Like other sauropods, brachiosaurus had a very long neck, tiny head, huge body, and a large tail. However, unlike contemporaries like diplodocus, brachiosaurus had a relatively short, thick tail. Part of brachiosaurus' success story lies in its ability to raise its neck nearly forty feet off the ground. This would have allowed it access to choice leaves at the tops of trees which was not able to be reached by any other dinosaur. Other sauropods like diplodocus held their necks horizontally and were thus not able to reach the top canopy of vegetation. This monopoly on a very abundant source of food allowed brachiosaurus to reach its titanic size. Special, peg-like teeth in the skull allowed brachiosaurus to strip enormous amounts of vegetation and swallow it whole. It probably used gastroliths (stomach stones) to grind up the fermenting vegetation as it passed through its digestive tract. Once it reached a certain mass, it was unlikely that any Jurassic predator could possibly hope to challenge brachiosaurus.

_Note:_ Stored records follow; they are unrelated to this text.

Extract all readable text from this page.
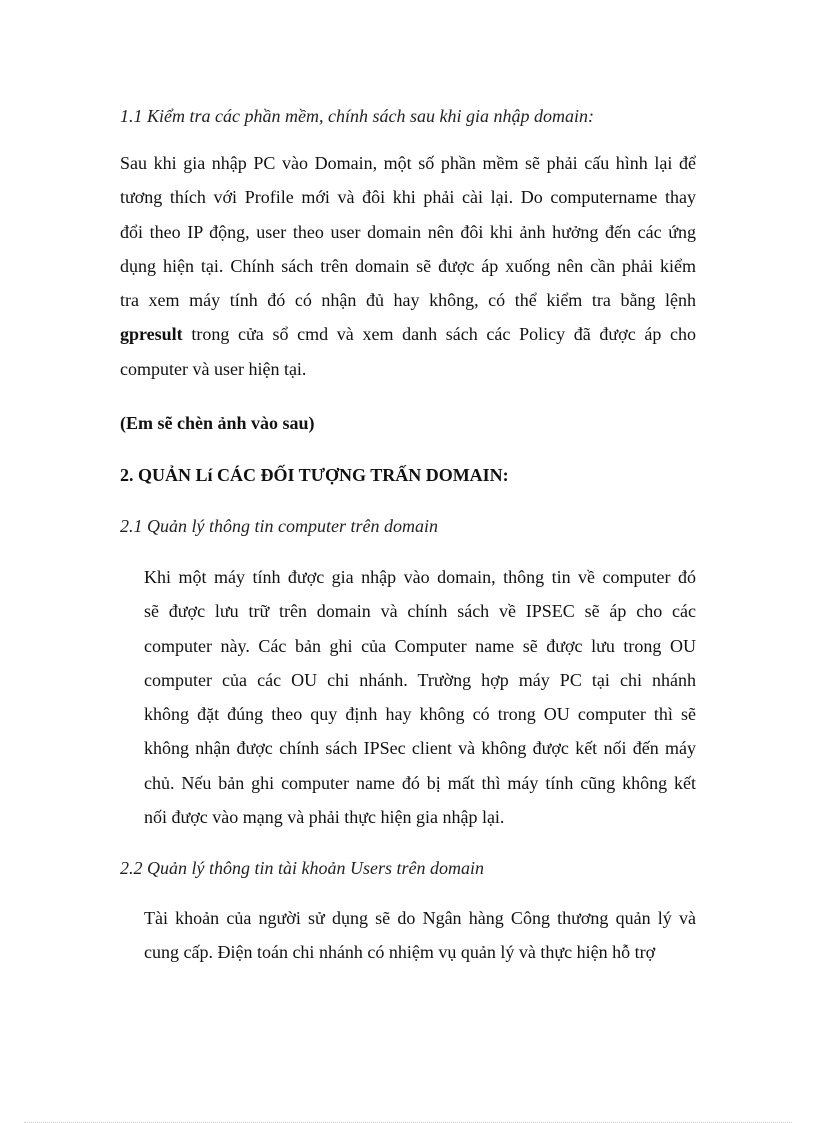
1.1 Kiểm tra các phần mềm, chính sách sau khi gia nhập domain:
Sau khi gia nhập PC vào Domain, một số phần mềm sẽ phải cấu hình lại để
tương thích với Profile mới và đôi khi phải cài lại. Do computername thay
đổi theo IP động, user theo user domain nên đôi khi ảnh hưởng đến các ứng
dụng hiện tại. Chính sách trên domain sẽ được áp xuống nên cần phải kiểm
tra xem máy tính đó có nhận đủ hay không, có thể kiểm tra bằng lệnh
gpresult trong cửa sổ cmd và xem danh sách các Policy đã được áp cho
computer và user hiện tại.
(Em sẽ chèn ảnh vào sau)
2. QUẢN Lí CÁC ĐỐI TƯỢNG TRẤN DOMAIN:
2.1 Quản lý thông tin computer trên domain
Khi một máy tính được gia nhập vào domain, thông tin về computer đó
sẽ được lưu trữ trên domain và chính sách về IPSEC sẽ áp cho các
computer này. Các bản ghi của Computer name sẽ được lưu trong OU
computer của các OU chi nhánh. Trường hợp máy PC tại chi nhánh
không đặt đúng theo quy định hay không có trong OU computer thì sẽ
không nhận được chính sách IPSec client và không được kết nối đến máy
chủ. Nếu bản ghi computer name đó bị mất thì máy tính cũng không kết
nối được vào mạng và phải thực hiện gia nhập lại.
2.2 Quản lý thông tin tài khoản Users trên domain
Tài khoản của người sử dụng sẽ do Ngân hàng Công thương quản lý và
cung cấp. Điện toán chi nhánh có nhiệm vụ quản lý và thực hiện hỗ trợ
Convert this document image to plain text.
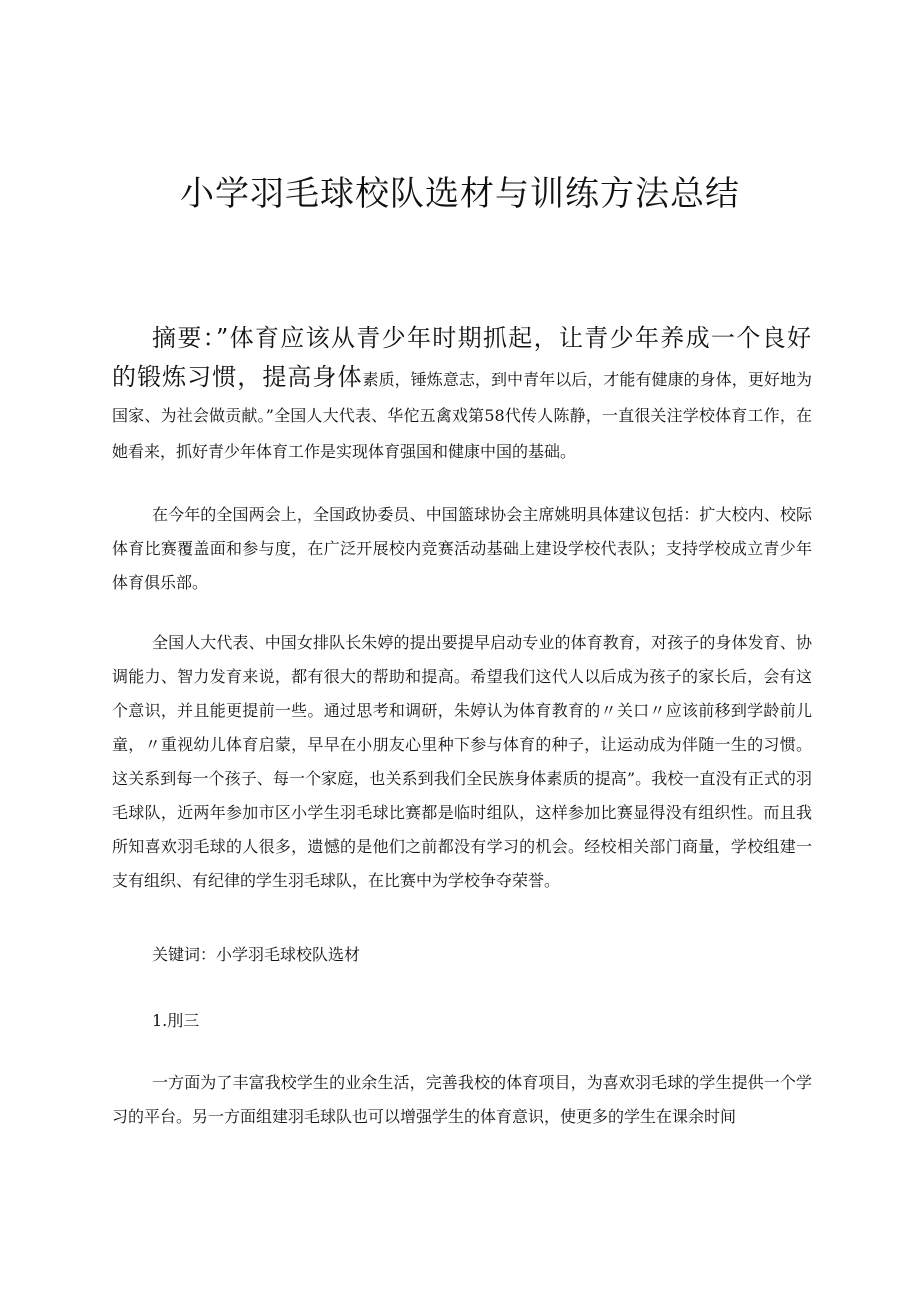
小学羽毛球校队选材与训练方法总结

摘要：”体育应该从青少年时期抓起，让青少年养成一个良好的锻炼习惯，提高身体素质，锤炼意志，到中青年以后，才能有健康的身体，更好地为国家、为社会做贡献。”全国人大代表、华佗五禽戏第58代传人陈静，一直很关注学校体育工作，在她看来，抓好青少年体育工作是实现体育强国和健康中国的基础。

在今年的全国两会上，全国政协委员、中国篮球协会主席姚明具体建议包括：扩大校内、校际体育比赛覆盖面和参与度，在广泛开展校内竞赛活动基础上建设学校代表队；支持学校成立青少年体育俱乐部。

全国人大代表、中国女排队长朱婷的提出要提早启动专业的体育教育，对孩子的身体发育、协调能力、智力发育来说，都有很大的帮助和提高。希望我们这代人以后成为孩子的家长后，会有这个意识，并且能更提前一些。通过思考和调研，朱婷认为体育教育的〃关口〃应该前移到学龄前儿童，〃重视幼儿体育启蒙，早早在小朋友心里种下参与体育的种子，让运动成为伴随一生的习惯。这关系到每一个孩子、每一个家庭，也关系到我们全民族身体素质的提高”。我校一直没有正式的羽毛球队，近两年参加市区小学生羽毛球比赛都是临时组队，这样参加比赛显得没有组织性。而且我所知喜欢羽毛球的人很多，遗憾的是他们之前都没有学习的机会。经校相关部门商量，学校组建一支有组织、有纪律的学生羽毛球队，在比赛中为学校争夺荣誉。

关键词：小学羽毛球校队选材

1.刖三

一方面为了丰富我校学生的业余生活，完善我校的体育项目，为喜欢羽毛球的学生提供一个学习的平台。另一方面组建羽毛球队也可以增强学生的体育意识，使更多的学生在课余时间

Brachiosaurs also presents evidence for the contention that dinosaurs were at least partially warm-blooded. If brachiosaurus was warm-blooded, it would have taken around a decade to reach its full size of up to eighty tons. On the other hand, if it was cold-blooded it would have taken nearly one hundred years. Although brachiosaurus like other sauropods might have reached this advanced age, it seems unlikely that it would have been able to fend off predators for several decades while at smaller sizes.
The biggest area of contention surrounding brachiosaurus is its neck. Commonly, scientists have made the neck curve upward, holding the head high off the ground. The problem with this is that brachiosaurus would have required an enormous heart in order to pump blood under sufficient pressure to reach the head forty feet above the ground. There have been some theories suggesting that brachiosaurus actually had a secondary heart-like organ inside its neck which would intake blood and then pump it the rest of the distance to the head. Unfortunately, scientists may never know the answer to this mystery since the only information we have to go on comes from fossilized bones, not tissues.
As the climate on Earth grew hotter and drier, many of the forests that brachiosaurus depended on were shrinking. Unable to support their massive nutritional requirements, the giant sauropods soon shrank to around half their Jurassic size as they entered the Cretaceous Period.